SOBOCINSKI: Parece que tu trabajo del principio estaba fuertemente influenciado por J. D. King. Los dos mostráis una notable similitud en vuestros estilos desde etapas muy tempranas. En tu trabajo actual no se puede ver, pero sí que la puedo observar en esos primeros trabajos. Incluso Holmstrom tiene elementos parecidos. ¿Alguna vez os habéis reunido para hacer alguna sesión de dibujo?

BAGGE: No, no demasiado a menudo. De hecho, me acuerdo de coger el Comical Funnies número 2 y fijarme en un dibujo de J.D. King. Como editor de la revista había aceptado ese dibujo antes de incluso haberlo conocido. Simplemente teníamos las mismas influencias. Quiero decir, tan pronto como nos conocimos, nos hicimos buenos amigos, y eso no me sorprende en absoluto, porque es algo bastante razonable en dos chavales que dibujaban tan parecido y que tenían intereses muy similares y las mismas influencias y manías, etc. Creo que Holstrom me ha influido mucho, sobre todo con su actitud y su enfoque en cuanto a los cómics. Pero aún así, nuestros estilos podrían haber sido bastante similares, no porque nos copiásemos el trabajo unos a otros, sino porque las similitudes entre nuestros estilos fueron más o menos lo que nos unió, por eso es por lo que nos convertimos en colegas y también empezamos a hacer la revista. No nos estábamos copiando. Aunque sí que creo que estaba muy influido por los dibujos de J.D. King. Y la verdad es que su obra estaba mucho más depurada que la mía. Por lo tanto creo que resultó ser un buen ejemplo de por qué también debería depurar mi propia obra; lo que estaba haciendo él no tenía nada que ver con esos nerviosos y rayados abocetados que estaba haciendo yo. No sabía muy bien lo que estaba haciendo, tan sólo emborronaba el papel.
LA IRA DE KAZ


SOBOCINSKI: ¿Te ayudó compartiendo contigo algunos consejos o principalmente aprendiste estudiando su...?

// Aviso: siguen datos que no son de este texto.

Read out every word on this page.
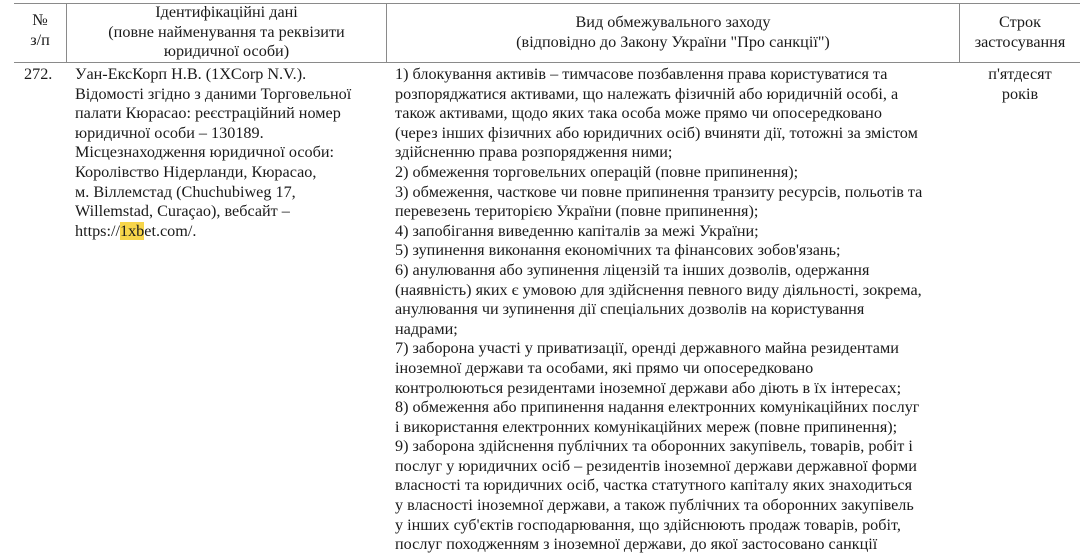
№
з/п
Ідентифікаційні дані
(повне найменування та реквізити
юридичної особи)
Вид обмежувального заходу
(відповідно до Закону України "Про санкції")
Строк
застосування
272. Уан-ЕксКорп Н.В. (1XCorp N.V.).
Відомості згідно з даними Торговельної
палати Кюрасао: реєстраційний номер
юридичної особи – 130189.
Місцезнаходження юридичної особи:
Королівство Нідерланди, Кюрасао,
м. Віллемстад (Chuchubiweg 17,
Willemstad, Curaçao), вебсайт –
https://1xbet.com/.
1) блокування активів – тимчасове позбавлення права користуватися та
розпоряджатися активами, що належать фізичній або юридичній особі, а
також активами, щодо яких така особа може прямо чи опосередковано
(через інших фізичних або юридичних осіб) вчиняти дії, тотожні за змістом
здійсненню права розпорядження ними;
2) обмеження торговельних операцій (повне припинення);
3) обмеження, часткове чи повне припинення транзиту ресурсів, польотів та
перевезень територією України (повне припинення);
4) запобігання виведенню капіталів за межі України;
5) зупинення виконання економічних та фінансових зобов'язань;
6) анулювання або зупинення ліцензій та інших дозволів, одержання
(наявність) яких є умовою для здійснення певного виду діяльності, зокрема,
анулювання чи зупинення дії спеціальних дозволів на користування
надрами;
7) заборона участі у приватизації, оренді державного майна резидентами
іноземної держави та особами, які прямо чи опосередковано
контролюються резидентами іноземної держави або діють в їх інтересах;
8) обмеження або припинення надання електронних комунікаційних послуг
і використання електронних комунікаційних мереж (повне припинення);
9) заборона здійснення публічних та оборонних закупівель, товарів, робіт і
послуг у юридичних осіб – резидентів іноземної держави державної форми
власності та юридичних осіб, частка статутного капіталу яких знаходиться
у власності іноземної держави, а також публічних та оборонних закупівель
у інших суб'єктів господарювання, що здійснюють продаж товарів, робіт,
послуг походженням з іноземної держави, до якої застосовано санкції
п'ятдесят
років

BAGGE: Claro, básicamente todo lo que tenía que hacer era observarlo y preguntarle cómo hacer algo. Lo mismo ocurría con Kaz. Kaz es un verdadero crítico, muy riguroso. Muchas veces llegaba al apartamento donde vivíamos en Hoboken y empezaba a repartir algunos consejos. Le gustaba mucho hacerlo. [Risas.] Algo que para mí era muy bueno. Apreciaba mucho sus críticas sin reglas ni restricciones. Y siempre estaba haciendo hincapié en que me deshiciera de todo ese maníaco emborronamiento que realmente no me servía para nada, y que hiciese que cada trazo tuviese importancia. Hay alguien en el que sigo pensando como referencia cuando intento economizar mi trazo o cuando quiero dibujar austeras zonas en blanco y negro: Jaime Hernandez. La verdad es que le he copiado mucho. [Risas.] Tanto es así que tengo sus cosas cerca de mí para usarlas como referencia, tan a menudo que cuando quiera podría acusarme de haberle robado en numerosas ocasiones. Pero nadie se ha dado cuenta excepto él, en cada una de las ocasiones en que lo he hecho, por supuesto. La última vez que vi a Jaime estuvimos bromeando de que el diseño de la portada del número ocho de Hate estaba inspirado en el número 19 de Love and Rockets, donde Maggie y Hopey corrían delante de una fila de policías. Les robé el diseño de esa portada por completo, aunque los personajes fuesen distintos. Y en el siguiente número la contraportada de Hate 9 estaba fusilada de una tira llamada "Hey Hopey," en la que ella estaba sentada en la bañera diciendo: "Hey is for horses, ass bite". Ya no sabía qué más hacer; había dibujado completamente la segunda de cubiertas en blanco y negro y la obra de Jaime estaba ahí delante. Me quedé mirándola. Ese comienzo siempre me había hecho sonreír, me encanta el comienzo de esa tira en particular. Pensé que sería divertido poner en Odio: "Hey Stinky," y empecé a dibujar sin ninguna idea de hacia dónde quería ir. Y aunque esperaba que me acusara de plagio, también creía que con suerte se lo tomaría como un homenaje. [Risas.]

SOBOCINSKI: ¿Y fue así?

BAGGE: Bueno, por lo menos no me dio una paliza.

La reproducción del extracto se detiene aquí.